Resulta que hoy he participado en la procesión del Corpus que salía de la Catedral. Un par de miles de personas asisten a la Misa dominical y se hace el silencio. La fe católica dice que la hostia u oblea de pan de color blanco, ya transformada en el cuerpo de Jesucristo, es trasladada, envuelta en paño de seda y oro, al monumento. Un ministro de aire adusto sube por unas escaleras al catafalco forrado de terciopelo rojo, y deposita el disco blanco. Lo deja en el interior de un tenderete de oro, plata y piedras preciosas, regalo de Martín el Humano. Ahí tintinea la Corona doble del rey Martín, el chapelete entorchado y el cinturón cuajado de gemas de Violante de Bar. Es la custodia de la Catedral de Barcelona.

De pronto, unos forzudos con faja roja hacen una piña por la que se encaraman jóvenes y niños hasta coronar el castell. Todos se hincan de rodillas en el suelo y pasa el Rey de reyes. El catafalco eucarístico toma la curva y estalla la banda con compases dramáticos: se masca el misterio, la tragedia de un Dios escondido que sale a la calle. La gente está recogida y tranquila porque no hay políticos ni otras aves carroñeras que quieran salir en la foto porque rezar ya no vende. El castell, flotando sobre el aire, espera el paso del monumento para descargar y lo hace: con orden, con peligro, en silencio; y un cerrado aplauso.

El Corpus emboca la avenida del Portal de l’Àngel y los turistas han detectado una nueva performance. Hablan entre ellos y una vieja sin dientes les hace callar. Entramos en el carrer Comtal y la procesión se estrecha. Más turistas que comen tapas, se quedan con la croqueta a medio morder en los incisivos. Pero no es gente incisiva. Y otra vez arranca la música en vivo y a lo vivo: el amarillo de los trombones se hace rosáceo con el sol del atardecer, las llaves de metal de los clarinetes parecen lágrimas lloradas por los tubos de madera negra, y las trompas se enroscan más y más conforme se las sopla a pleno pulmón. Un espectáculo.

Los políticos están debajo de las piedras; alargando la siesta; preparando las mentiras del mañana; enlustrando sus botas de cremallera lateral con Collonil negro. Los políticos saben que el Rey pasa por la calle y saben también que sacar la cara por el balcón sería poco púdico porque la autoridad no se improvisa: “Dad al César lo que es del César, y a Dios lo que es de Dios”. Y ni lo uno ni lo otro: ni silla del rey Martín ni limosna para el gazofilacio. Nos las pagarán.

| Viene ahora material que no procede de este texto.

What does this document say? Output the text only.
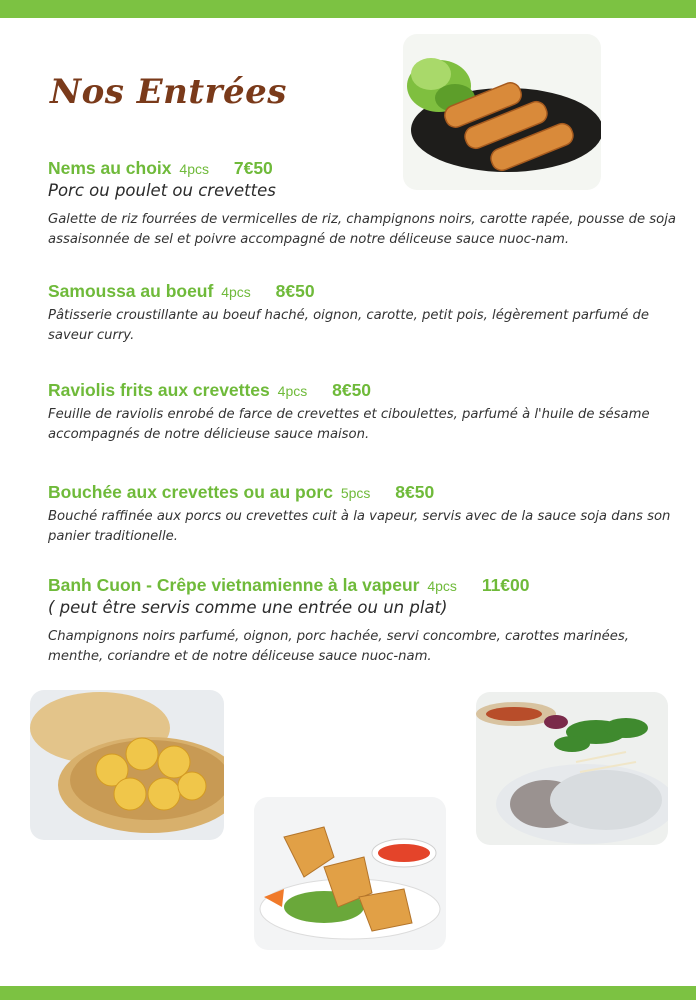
Nos Entrées
Nems au choix 4pcs 7€50
Porc ou poulet ou crevettes
Galette de riz fourrées de vermicelles de riz, champignons noirs, carotte rapée, pousse de soja assaisonnée de sel et poivre accompagné de notre déliceuse sauce nuoc-nam.
Samoussa au boeuf 4pcs 8€50
Pâtisserie croustillante au boeuf haché, oignon, carotte, petit pois, légèrement parfumé de saveur curry.
Raviolis frits aux crevettes 4pcs 8€50
Feuille de raviolis enrobé de farce de crevettes et ciboulettes, parfumé à l'huile de sésame accompagnés de notre délicieuse sauce maison.
Bouchée aux crevettes ou au porc 5pcs 8€50
Bouché raffinée aux porcs ou crevettes cuit à la vapeur, servis avec de la sauce soja dans son panier traditionelle.
Banh Cuon - Crêpe vietnamienne à la vapeur 4pcs 11€00
( peut être servis comme une entrée ou un plat)
Champignons noirs parfumé, oignon, porc hachée, servi concombre, carottes marinées, menthe, coriandre et de notre déliceuse sauce nuoc-nam.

Cae la tarde y enfilamos la calle del Dr. Joaquim Pou, un sindicalista rabassaire, político socialista y catalanista de los años 30: otro vergonzante. Es la recta final de la procesión del Corpus. Al fondo nos esperan los gigantes y cabezudos, los Moros, los enanos y el bestiario. Al pasar el monumento, todos se inclinan y le dan culto. Hay una especie de tortuga-armadillo que saca agua por el caparazón, un lagarto anfibio escupe fuego por sus fauces y unos enanos se multiplican sonrientes porque viven su minuto de gloria. Familias a borbotones, con sus cochecitos, sus lazos en el pelo, sus trenzas inmaculadas y sus gafas de pasta en azul y anaranjado, se sienten más unidas. Muchos estudiantes han hecho la Selectividad y sueñan con ser universitarios. Los niños miran a sus hermanos mayores y piensan: ¿Cuándo crecerá éste y me pasará esos pantalones tan chulos...?

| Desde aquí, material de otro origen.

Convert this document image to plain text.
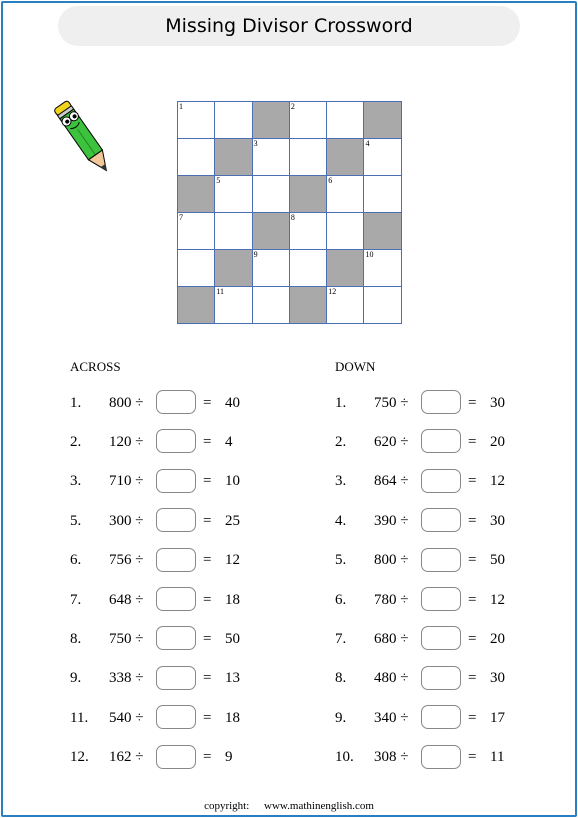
Missing Divisor Crossword
1	2
3	4
5	6
7	8
9	10
11	12
ACROSS	DOWN
1.	800 ÷	= 40
2.	120 ÷	= 4
3.	710 ÷	= 10
5.	300 ÷	= 25
6.	756 ÷	= 12
7.	648 ÷	= 18
8.	750 ÷	= 50
9.	338 ÷	= 13
11.	540 ÷	= 18
12.	162 ÷	= 9
1.	750 ÷	= 30
2.	620 ÷	= 20
3.	864 ÷	= 12
4.	390 ÷	= 30
5.	800 ÷	= 50
6.	780 ÷	= 12
7.	680 ÷	= 20
8.	480 ÷	= 30
9.	340 ÷	= 17
10.	308 ÷	= 11
copyright: www.mathinenglish.com
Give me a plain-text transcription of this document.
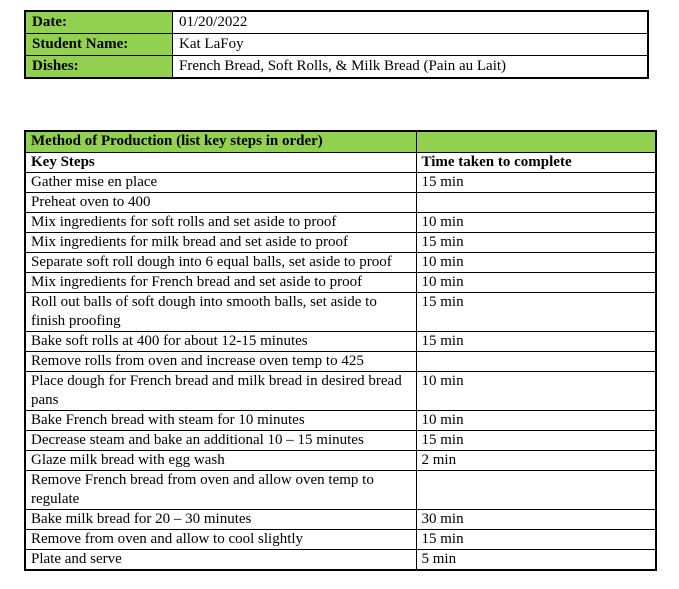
Date:	01/20/2022
Student Name:	Kat LaFoy
Dishes:	French Bread, Soft Rolls, & Milk Bread (Pain au Lait)
Method of Production (list key steps in order)	
Key Steps	Time taken to complete
Gather mise en place	15 min
Preheat oven to 400	
Mix ingredients for soft rolls and set aside to proof	10 min
Mix ingredients for milk bread and set aside to proof	15 min
Separate soft roll dough into 6 equal balls, set aside to proof	10 min
Mix ingredients for French bread and set aside to proof	10 min
Roll out balls of soft dough into smooth balls, set aside to finish proofing	15 min
Bake soft rolls at 400 for about 12-15 minutes	15 min
Remove rolls from oven and increase oven temp to 425	
Place dough for French bread and milk bread in desired bread pans	10 min
Bake French bread with steam for 10 minutes	10 min
Decrease steam and bake an additional 10 – 15 minutes	15 min
Glaze milk bread with egg wash	2 min
Remove French bread from oven and allow oven temp to regulate	
Bake milk bread for 20 – 30 minutes	30 min
Remove from oven and allow to cool slightly	15 min
Plate and serve	5 min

La botella de aire encapsulado de París de un tal Marcel Duchamp es, comparada con este aire y estos aires de Barcelona, un esnobismo sofisticado. Hay vivencias-límite como la procesión del Corpus de Barcelona que nos hacen sentirnos vivos otra vez, que hacen que volvamos a ser las mujeres y los hombres que fuimos, y que relegan a un segundo plano las mentiras de una sociedad que, entre artistas malabares y políticos con voz de pito, va directa al abismo.

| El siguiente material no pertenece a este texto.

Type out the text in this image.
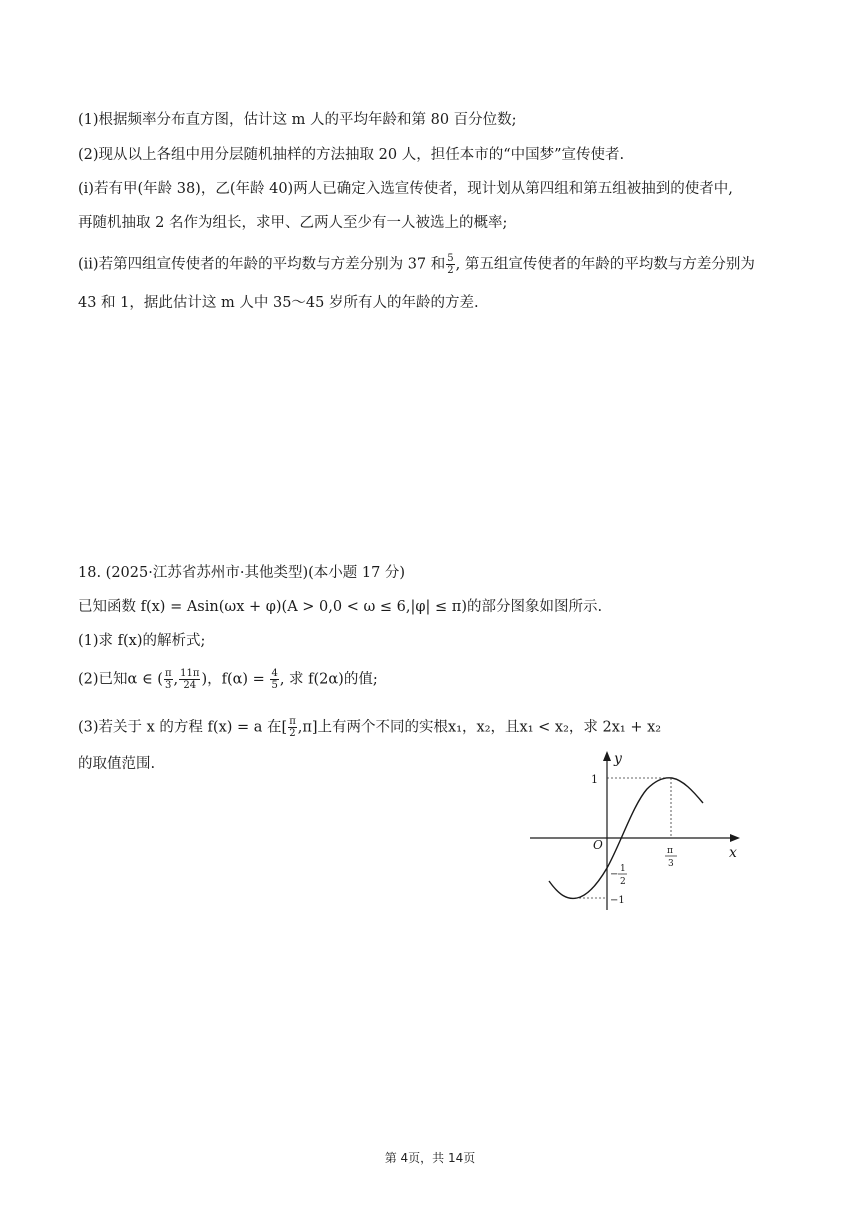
(1)根据频率分布直方图，估计这 m 人的平均年龄和第 80 百分位数;
(2)现从以上各组中用分层随机抽样的方法抽取 20 人，担任本市的“中国梦”宣传使者.
(ⅰ)若有甲(年龄 38)，乙(年龄 40)两人已确定入选宣传使者，现计划从第四组和第五组被抽到的使者中,
再随机抽取 2 名作为组长，求甲、乙两人至少有一人被选上的概率;
(ⅱ)若第四组宣传使者的年龄的平均数与方差分别为 37 和 $\frac{5}{2}$ , 第五组宣传使者的年龄的平均数与方差分别为
43 和 1，据此估计这 m 人中 35～45 岁所有人的年龄的方差.
18. (2025·江苏省苏州市·其他类型)(本小题 17 分)
已知函数 f(x) = Asin(ωx + φ)(A > 0,0 < ω ≤ 6,|φ| ≤ π)的部分图象如图所示.
(1)求 f(x)的解析式;
(2)已知α ∈ ( $\frac{\pi}{3}$ , $\frac{11\pi}{24}$ )，$f(\alpha) = \frac{4}{5}$ , 求 f(2α)的值;
(3)若关于 x 的方程 f(x) = a 在[ $\frac{\pi}{2} ,\pi$]上有两个不同的实根x₁，x₂，且x₁ < x₂，求 2x₁ + x₂
的取值范围.	y
x
O
1
−1
− 1
2
π
3
第 4页，共 14页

Mientras, el Corpus (el Cuerpo) sale cada año, con sus gentes, con sus niños, con sus ficciones de cartón-piedra, con su historia verdadera, con la caras limpias y los bolsillos vacíos. Señores: el aire de la procesión no es una metáfora de nada; y el aire putrefacto de Duchamp ya no lo respira ni el Presidente de la V República de Francia.